WASHINGTON, D.C.
November 9, 2010
SRI Assets Up 13 Percent in Current Economic Downturn, While Overall Assets Increased Less Than 1 Percent; Several Factors Driving Current and Expected Future SRI Growth.
Despite the recent economic downturn, sustainable and socially responsible investing (SRI) in the United States is continuing to grow at a faster pace than the total universe of investment assets under professional management, according to the new 2010 edition of the Social Investment Forum Foundation’s Report on Socially Responsible Investing Trends in the United States.
Key report findings include the following:
• The pool of assets engaged in SRI strategies – the use of environmental, social and governance (ESG) criteria, shareholder advocacy and community investing — has grown more rapidly than the overall investment universe due to such factors as net inflows into existing SRI products, the development of new SRI products, and the adoption of SRI strategies by managers and institutions not previously involved in the field.

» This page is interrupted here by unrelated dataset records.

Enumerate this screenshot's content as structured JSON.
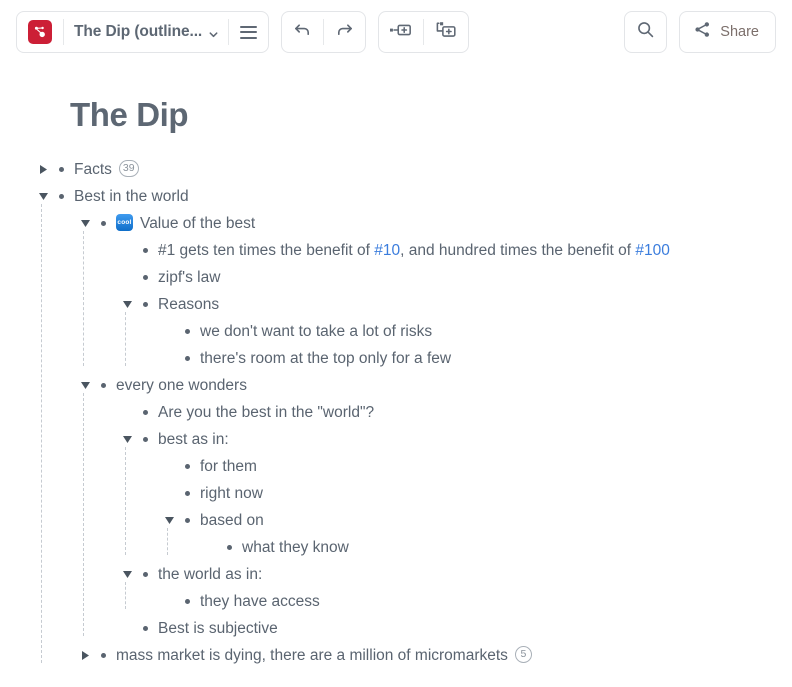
{
  "toolbar": {
    "logo_icon": "mindmeister-logo-icon",
    "document_title": "The Dip (outline...",
    "dropdown_icon": "chevron-down-icon",
    "menu_icon": "hamburger-menu-icon",
    "undo_icon": "undo-arrow-icon",
    "redo_icon": "redo-arrow-icon",
    "add_sibling_icon": "add-sibling-node-icon",
    "add_child_icon": "add-child-node-icon",
    "search_icon": "search-icon",
    "share_icon": "share-icon",
    "share_label": "Share"
  },
  "page": {
    "title": "The Dip"
  },
  "colors": {
    "brand_red": "#cc1f36",
    "link_blue": "#3b7ddd",
    "text_gray": "#5a6470",
    "badge_blue": "#1478d4"
  },
  "outline": [
    {
      "id": "facts",
      "level": 0,
      "toggle": "collapsed",
      "text": "Facts",
      "count": "39"
    },
    {
      "id": "best-in-the-world",
      "level": 0,
      "toggle": "expanded",
      "text": "Best in the world"
    },
    {
      "id": "value-of-the-best",
      "level": 1,
      "toggle": "expanded",
      "icon": "cool-badge-icon",
      "icon_text": "cool",
      "text": "Value of the best"
    },
    {
      "id": "number-one-benefit",
      "level": 2,
      "toggle": "none",
      "segments": [
        {
          "type": "text",
          "value": "#1 gets ten times the benefit of "
        },
        {
          "type": "link",
          "value": "#10"
        },
        {
          "type": "text",
          "value": ", and hundred times the benefit of "
        },
        {
          "type": "link",
          "value": "#100"
        }
      ]
    },
    {
      "id": "zipfs-law",
      "level": 2,
      "toggle": "none",
      "text": "zipf's law"
    },
    {
      "id": "reasons",
      "level": 2,
      "toggle": "expanded",
      "text": "Reasons"
    },
    {
      "id": "avoid-risks",
      "level": 3,
      "toggle": "none",
      "text": "we don't want to take a lot of risks"
    },
    {
      "id": "room-at-the-top",
      "level": 3,
      "toggle": "none",
      "text": "there's room at the top only for a few"
    },
    {
      "id": "every-one-wonders",
      "level": 1,
      "toggle": "expanded",
      "text": "every one wonders"
    },
    {
      "id": "are-you-the-best",
      "level": 2,
      "toggle": "none",
      "text": "Are you the best in the \"world\"?"
    },
    {
      "id": "best-as-in",
      "level": 2,
      "toggle": "expanded",
      "text": "best as in:"
    },
    {
      "id": "for-them",
      "level": 3,
      "toggle": "none",
      "text": "for them"
    },
    {
      "id": "right-now",
      "level": 3,
      "toggle": "none",
      "text": "right now"
    },
    {
      "id": "based-on",
      "level": 3,
      "toggle": "expanded",
      "text": "based on"
    },
    {
      "id": "what-they-know",
      "level": 4,
      "toggle": "none",
      "text": "what they know"
    },
    {
      "id": "the-world-as-in",
      "level": 2,
      "toggle": "expanded",
      "text": "the world as in:"
    },
    {
      "id": "they-have-access",
      "level": 3,
      "toggle": "none",
      "text": "they have access"
    },
    {
      "id": "best-is-subjective",
      "level": 2,
      "toggle": "none",
      "text": "Best is subjective"
    },
    {
      "id": "mass-market-is-dying",
      "level": 1,
      "toggle": "collapsed",
      "text": "mass market is dying, there are a million of micromarkets",
      "count": "5"
    }
  ]
}
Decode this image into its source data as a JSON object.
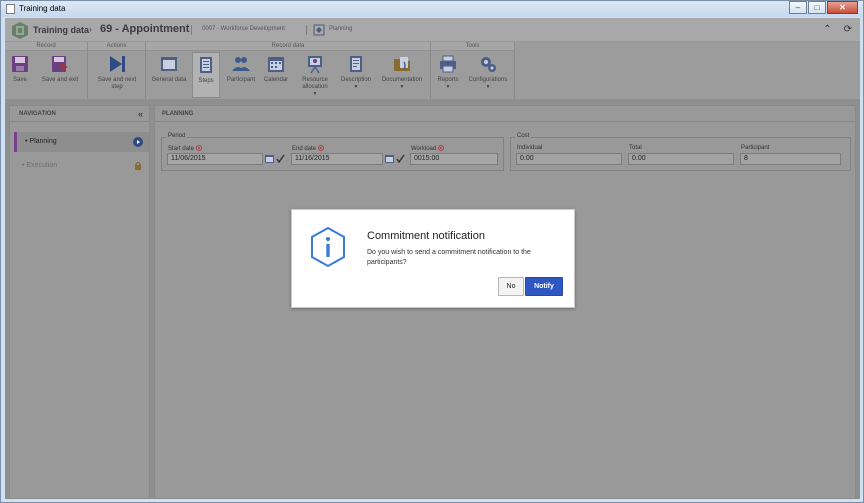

• Since 2005, SRI assets have increased more than 34 percent while the broader universe of professionally managed assets has increased only 3 percent. From the start of 2007 to the end of 2009, a three-year period when broad market indices such as the S&P 500 declined and the broader universe of professionally managed assets increased less than 1 percent, assets involved in sustainable and socially responsible investing increased more than 13 percent (from $2.71 trillion to $3.07 trillion).
• Nearly one out of every eight dollars under professional management in the United States today — 12.2 percent of the $25.2 trillion in total assets under management tracked by Thomson Reuters Nelson — is involved in some strategy of socially responsible and sustainable investing.